Chinese economic growth got off to a good start this year having managed to sustain last year’s strong momentum over the turn of the year. This is indicated not only by the official economic growth data that were published this morning. Many growth and survey indicators from almost all sectors of the economy also indicate a robust performance in the first quarter of the year. In the past few weeks the world-wide risks to growth have, however, increased and the outlook, especially for China’s export economy, has deteriorated. We have lowered our forecast for this year.
At 6.8 per cent year-on-year gross domestic product (GDP) sustained the pace of growth seen in the final quarter of 2017. It has now been at this level for what is already the third consecutive time. China’s officially reported growth rate is thus once again extremely inflexible – a trend that has become increasingly apparent in the last few years and which certainly deepens the scepticism about Beijing’s growth figures. But for the past quarter several other economic indicators that are less subject to political “straightening” also point to a slight acceleration in the growth trend. For example, the annual growth rate of industrial output accelerated again in the first quarter to 6.8 per cent. But towards the end of the year it was still being curbed by strict environmental protection measures. Investment activities were also somewhat stronger quarter-on-quarter. Especially construction investments increased at the beginning of the year. For the first time in three years they chalked up double-digit growth again. Also positive is the fact that propensity to invest of companies in the private sector increased significantly. But growth stimulus from state investing activities continued to abate.

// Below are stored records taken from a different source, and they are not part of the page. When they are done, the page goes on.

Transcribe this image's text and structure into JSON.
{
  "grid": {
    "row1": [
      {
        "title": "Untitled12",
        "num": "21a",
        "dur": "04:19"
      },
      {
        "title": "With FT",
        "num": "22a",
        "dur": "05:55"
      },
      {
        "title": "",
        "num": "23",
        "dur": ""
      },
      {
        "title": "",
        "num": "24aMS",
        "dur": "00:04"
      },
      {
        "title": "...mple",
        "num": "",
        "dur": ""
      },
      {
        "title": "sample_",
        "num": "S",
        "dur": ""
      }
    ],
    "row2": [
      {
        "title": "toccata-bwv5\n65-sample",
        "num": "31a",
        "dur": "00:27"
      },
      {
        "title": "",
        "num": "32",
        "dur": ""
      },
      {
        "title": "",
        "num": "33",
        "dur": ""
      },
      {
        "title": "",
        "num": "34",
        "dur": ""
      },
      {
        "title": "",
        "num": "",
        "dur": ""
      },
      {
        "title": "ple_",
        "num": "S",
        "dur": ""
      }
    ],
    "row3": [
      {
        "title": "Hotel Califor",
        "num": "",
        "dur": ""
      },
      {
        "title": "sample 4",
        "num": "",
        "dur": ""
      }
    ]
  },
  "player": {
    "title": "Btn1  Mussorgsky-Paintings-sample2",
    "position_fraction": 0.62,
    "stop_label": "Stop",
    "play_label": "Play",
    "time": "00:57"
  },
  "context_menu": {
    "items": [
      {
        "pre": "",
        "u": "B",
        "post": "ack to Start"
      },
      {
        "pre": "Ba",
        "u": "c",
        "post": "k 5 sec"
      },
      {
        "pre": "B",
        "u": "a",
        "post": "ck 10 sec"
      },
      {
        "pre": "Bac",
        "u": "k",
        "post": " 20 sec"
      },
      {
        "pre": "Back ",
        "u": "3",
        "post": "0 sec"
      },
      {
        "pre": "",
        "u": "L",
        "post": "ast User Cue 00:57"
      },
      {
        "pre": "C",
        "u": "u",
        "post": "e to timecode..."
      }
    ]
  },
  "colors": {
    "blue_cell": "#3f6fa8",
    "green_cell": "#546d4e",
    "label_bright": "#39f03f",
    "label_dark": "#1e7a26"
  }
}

China’s foreign trade also recovered significantly at the beginning of the year thanks to good global economic growth. Exports chalked up the highest quarterly growth in five years. But they were trumped, especially in real terms, by even stronger demand for imports so that foreign trade again failed to make a positive contribution to growth. It would undoubtedly be too early to attribute this to the smouldering trade dispute with the USA. Nevertheless, the outlook for China’s exports, which we expected would lend the economy as a whole a substantial growth stimulus this year, has deteriorated notably. The risk that the trade dispute will escalate further and that penal tariffs are really imposed on large part of the goods exchanged between the two countries is certainly not small even though we still assume that the two trade heavyweights will leave it at sabre rattling and that ultimately a negotiated solution will be found. But the uncertainty about this is also a potential brake on growth – for the entire world economy. This is compounded by the increased geopolitical risks caused by the US president’s unpredictable foreign policy – at the latest since the air strike in Syria last week-end.
A weakening of the global growth momentum, which we assume will be the case in the next few months, will have a braking effect on China’s export economy and will dampen economic growth somewhat more than we had previously assumed. For this reason, we have lowered our GDP forecast for this year from 6.7 per cent to 6.5 per cent. But for the coming year we are leaving our forecast unchanged and also expect GDP growth of 6.5 per cent. This would mean that the Chinese government would at least continue to fulfil the targets it has set itself, albeit only just. It is open to question whether Beijing will be able to dispense with new large-scale economic stimulus measures, but this cannot be ruled out. Finally, President Xi long ago declared war on the country’s rampant debt and has also been able to score some initial minor successes. However, if the economy comes under heavier pressure fiscal measures would not be taboo. After all, we believe that Beijing is extremely unlikely at the moment to allow growth rates – at least the official ones – to fall below the 6.5 per cent limit.